Opinion By: Daniel Cameron, Attorney General; Marc Manley, Assistant Attorney General

Open Records Decision

WEKU ("Appellant") submitted to the City three requests to obtain copies of public records. In its first request, it sought copies of all written communications, including text messages, exchanged between a city commissioner and other city officials regarding the city commissioner's presence in Washington D.C. on January 6, 2021. The Appellant specified that the scope of its request included all communications exchanged between January 1, 2021, and February 18, 2021, including communications exchanged on the city commissioner's personal cell phone and City-owned cell phone. In response, the City claimed that it "has no responsive documents within City control as Custodian of the Record [ sic ]. A search of [the City's] system shows no emails, faxes, or written communications" exchanged between the identified officials regarding the city commissioner's presence in Washington D.C. The City did provide, however, a copy of the cell phone bill for the city commissioner's City-owned cell phone during the dates in question. That bill shows that text messages were sent to, and received by, the city-commissioner's City-owned cell phone. The City's response made no mention of the city-commissioner's personal cell phone.

Upon receiving the City's response, the Appellant sent a second request to the City, in which it sought copies of all communications sent from the city commissioner's City-owned cell phone; all communications sent and received by the city manager to either the city commissioner's City-owned or personal cell phone; and any communications sent from the city commissioner's City-owned cell phone to her personal cell phone between January 1, 2021, and February 28, 2021. The Appellant also sought a written explanation for why the City previously claimed that it did not possess text messages exchanged on the city commissioner's City-owned cell phone when the cell phone bill the City provided proved that such text messages should exist. In a timely response, the City stated that the city commissioner provided access to her City-owned cell phone, that it was inspected by IT staff, and that "there were no text messages stored on the device for this time period . . . the City has no other means to retrieve messages from the phone." Regarding the city commissioner's personal cell phone, and the city manager's cell phone, the City claimed that neither are a City-owned phone, "and thusly the City is not the custodian of record for these devices." In support of its claim, the City cited 15-ORD-226.
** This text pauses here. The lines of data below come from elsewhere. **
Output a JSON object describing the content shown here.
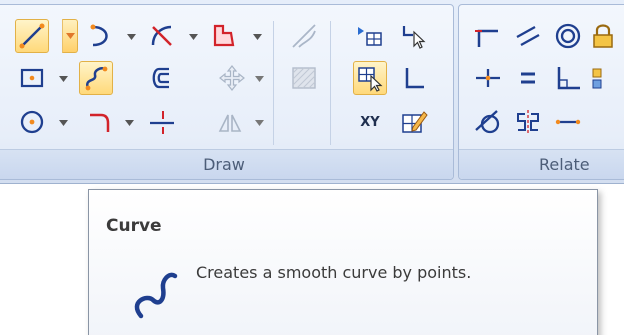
{
  "ribbon": {
    "groups": {
      "draw": {
        "label": "Draw"
      },
      "relate": {
        "label": "Relate"
      }
    },
    "draw_tools": [
      {
        "name": "line-tool",
        "icon": "line-icon",
        "selected": true,
        "has_dropdown": true
      },
      {
        "name": "arc-tool",
        "icon": "arc-icon",
        "has_dropdown": true
      },
      {
        "name": "trim-tool",
        "icon": "trim-icon",
        "has_dropdown": true
      },
      {
        "name": "fill-tool",
        "icon": "fill-icon",
        "has_dropdown": true
      },
      {
        "name": "rectangle-tool",
        "icon": "rectangle-icon",
        "has_dropdown": true
      },
      {
        "name": "curve-tool",
        "icon": "curve-icon",
        "selected": true,
        "has_dropdown": false
      },
      {
        "name": "offset-tool",
        "icon": "offset-icon",
        "has_dropdown": false
      },
      {
        "name": "move-tool",
        "icon": "move-icon",
        "has_dropdown": true,
        "disabled": true
      },
      {
        "name": "circle-tool",
        "icon": "circle-icon",
        "has_dropdown": true
      },
      {
        "name": "fillet-tool",
        "icon": "fillet-icon",
        "has_dropdown": true
      },
      {
        "name": "split-tool",
        "icon": "split-icon",
        "has_dropdown": false
      },
      {
        "name": "mirror-tool",
        "icon": "mirror-icon",
        "has_dropdown": true,
        "disabled": true
      }
    ],
    "xy_label": "XY"
  },
  "tooltip": {
    "title": "Curve",
    "description": "Creates a smooth curve by points."
  },
  "colors": {
    "accent_selected": "#ffd97a",
    "icon_orange": "#f28a1e",
    "icon_blue": "#1f3f8f",
    "icon_red": "#d2232a"
  }
}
After receiving the City's second response, the Appellant submitted a third request, but this time, it sent the request directly to the city commissioner. For its third request, the Appellant asked the city commissioner to provide all text messages on her City-owned phone from January 1, 2021, to May 4, 2021. The Appellant further sought any text messages related to the city commissioner "in her capacity as a City of Richmond elected official or any texts related to [her] duties as an elected official" on her personal cell phone. Although the Appellant submitted the request directly to the city commissioner, the City's Record Custodian responded on behalf of the city commissioner and stated that the Appellant's request was improper. The Records Custodian stated that the Appellant should resubmit its request directly to the City's Record Custodian.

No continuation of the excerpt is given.